No one reasonably informed about what happened last year would say that AIG or any of the other mega-institutions of Wall St. should have been allowed to fail. The problem was in the excessive and misdirected measure of the bailouts, not to mention the fact that we’re still waiting to see if it might occur to anyone in government that it may be time to break up several of these monsters into functional but far less threatening pieces.
In other words, the help given was delivered with the same carelessness as caused the problem that necessitated the bailout in the first place. And remember, most of this was done by Bush admin officials and appointees, most notably Hank Paulson.
To adapt another and somewhat coarser popular metaphor: Stuff ten pounds of shit into a five pound bag riddled with holes, and you wind up with a mess on the ground and a bag with as many if not more holes in it as before. In short, nothing is corrected.
Once again: I don’t want AIG to fail. I want to see AIG’s bag properly repaired and made relatively hole-free. And seeing five one-pound bags where AIG’s offensively large sack once sat would be a vast improvment.

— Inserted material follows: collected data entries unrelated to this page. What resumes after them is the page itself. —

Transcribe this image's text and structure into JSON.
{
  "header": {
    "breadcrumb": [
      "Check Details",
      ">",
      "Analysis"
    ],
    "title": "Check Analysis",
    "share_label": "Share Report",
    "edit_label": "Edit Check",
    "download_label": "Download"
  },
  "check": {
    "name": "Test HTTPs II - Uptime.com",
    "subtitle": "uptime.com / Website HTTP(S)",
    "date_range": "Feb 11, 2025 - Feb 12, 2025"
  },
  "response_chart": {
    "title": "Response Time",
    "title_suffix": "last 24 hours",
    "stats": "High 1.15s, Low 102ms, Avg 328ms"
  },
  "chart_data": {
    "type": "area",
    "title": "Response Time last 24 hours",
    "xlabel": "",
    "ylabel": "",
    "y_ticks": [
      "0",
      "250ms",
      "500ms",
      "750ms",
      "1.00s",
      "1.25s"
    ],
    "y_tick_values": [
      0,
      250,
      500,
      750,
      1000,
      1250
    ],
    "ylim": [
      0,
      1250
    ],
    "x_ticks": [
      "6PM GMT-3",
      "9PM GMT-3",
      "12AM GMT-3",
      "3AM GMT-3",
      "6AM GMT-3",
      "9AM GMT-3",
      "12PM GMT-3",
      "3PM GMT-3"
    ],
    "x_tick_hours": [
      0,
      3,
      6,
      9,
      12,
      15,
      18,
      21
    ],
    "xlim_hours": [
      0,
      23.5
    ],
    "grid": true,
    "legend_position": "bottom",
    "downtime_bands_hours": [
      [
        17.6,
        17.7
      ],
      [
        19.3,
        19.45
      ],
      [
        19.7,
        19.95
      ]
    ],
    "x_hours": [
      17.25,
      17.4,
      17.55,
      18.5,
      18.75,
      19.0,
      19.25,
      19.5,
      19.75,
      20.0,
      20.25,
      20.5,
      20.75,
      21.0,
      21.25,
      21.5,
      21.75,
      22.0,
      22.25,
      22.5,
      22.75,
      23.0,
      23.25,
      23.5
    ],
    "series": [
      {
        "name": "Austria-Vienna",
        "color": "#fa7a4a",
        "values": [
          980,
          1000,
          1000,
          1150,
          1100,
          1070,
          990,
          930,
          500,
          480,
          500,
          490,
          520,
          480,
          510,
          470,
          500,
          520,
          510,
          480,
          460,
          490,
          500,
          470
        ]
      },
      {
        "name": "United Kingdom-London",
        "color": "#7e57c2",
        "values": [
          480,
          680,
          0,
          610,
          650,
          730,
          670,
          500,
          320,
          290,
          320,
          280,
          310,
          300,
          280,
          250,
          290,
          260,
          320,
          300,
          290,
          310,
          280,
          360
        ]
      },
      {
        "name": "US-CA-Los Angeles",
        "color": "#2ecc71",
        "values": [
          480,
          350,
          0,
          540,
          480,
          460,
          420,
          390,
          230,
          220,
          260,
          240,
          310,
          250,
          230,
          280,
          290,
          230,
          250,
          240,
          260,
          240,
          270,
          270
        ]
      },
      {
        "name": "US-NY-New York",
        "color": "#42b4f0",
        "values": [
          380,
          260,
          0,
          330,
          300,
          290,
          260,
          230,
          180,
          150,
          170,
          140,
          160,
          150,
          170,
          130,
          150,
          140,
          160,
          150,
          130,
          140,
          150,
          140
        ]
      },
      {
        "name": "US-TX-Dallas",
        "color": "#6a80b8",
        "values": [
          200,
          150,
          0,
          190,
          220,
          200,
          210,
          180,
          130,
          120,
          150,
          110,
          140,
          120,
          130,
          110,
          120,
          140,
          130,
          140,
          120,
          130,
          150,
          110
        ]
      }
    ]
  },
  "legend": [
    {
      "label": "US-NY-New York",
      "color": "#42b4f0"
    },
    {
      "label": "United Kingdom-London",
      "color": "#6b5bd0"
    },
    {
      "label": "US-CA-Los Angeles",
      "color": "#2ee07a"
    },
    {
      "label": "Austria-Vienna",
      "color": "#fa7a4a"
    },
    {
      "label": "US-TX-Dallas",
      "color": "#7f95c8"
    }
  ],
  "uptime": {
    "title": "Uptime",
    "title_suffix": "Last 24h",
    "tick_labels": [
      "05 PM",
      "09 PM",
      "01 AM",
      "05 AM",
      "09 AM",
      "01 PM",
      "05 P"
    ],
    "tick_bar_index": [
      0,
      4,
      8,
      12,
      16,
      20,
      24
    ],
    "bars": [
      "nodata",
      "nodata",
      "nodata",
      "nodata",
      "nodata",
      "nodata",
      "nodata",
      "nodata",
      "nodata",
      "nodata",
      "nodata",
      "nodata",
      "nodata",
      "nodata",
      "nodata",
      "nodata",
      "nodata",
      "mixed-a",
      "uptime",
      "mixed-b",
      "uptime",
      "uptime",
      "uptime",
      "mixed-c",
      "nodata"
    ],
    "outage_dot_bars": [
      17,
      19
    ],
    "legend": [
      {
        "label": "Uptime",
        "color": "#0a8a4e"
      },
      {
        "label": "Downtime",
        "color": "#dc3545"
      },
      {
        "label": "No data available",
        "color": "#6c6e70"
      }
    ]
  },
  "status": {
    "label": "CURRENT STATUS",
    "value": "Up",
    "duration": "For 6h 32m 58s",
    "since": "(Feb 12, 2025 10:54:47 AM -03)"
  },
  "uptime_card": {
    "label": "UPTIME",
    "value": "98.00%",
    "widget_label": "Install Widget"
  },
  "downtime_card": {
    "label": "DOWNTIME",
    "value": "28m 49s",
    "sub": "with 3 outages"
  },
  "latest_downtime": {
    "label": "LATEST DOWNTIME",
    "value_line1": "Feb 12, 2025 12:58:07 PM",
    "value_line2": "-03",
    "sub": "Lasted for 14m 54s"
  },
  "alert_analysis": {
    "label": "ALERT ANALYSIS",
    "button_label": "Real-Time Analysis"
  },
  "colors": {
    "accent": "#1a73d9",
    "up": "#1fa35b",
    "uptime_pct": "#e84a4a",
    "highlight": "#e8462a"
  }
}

But I am also one of the millions on the ground under that bag, and I’m tired of seeing a disaster of excess being treated repeatedly with…excess. Moderation — not excess, not sacrifice, but moderation — must become the keystone of all our policy and public discourse now. If we can truly integrate this message into our public and private thought and action, from the White House down to town hall and from the executive boardroom to the office water cooler, then we will be turning a corner into a more well-lit path of progress than we have known for a long time.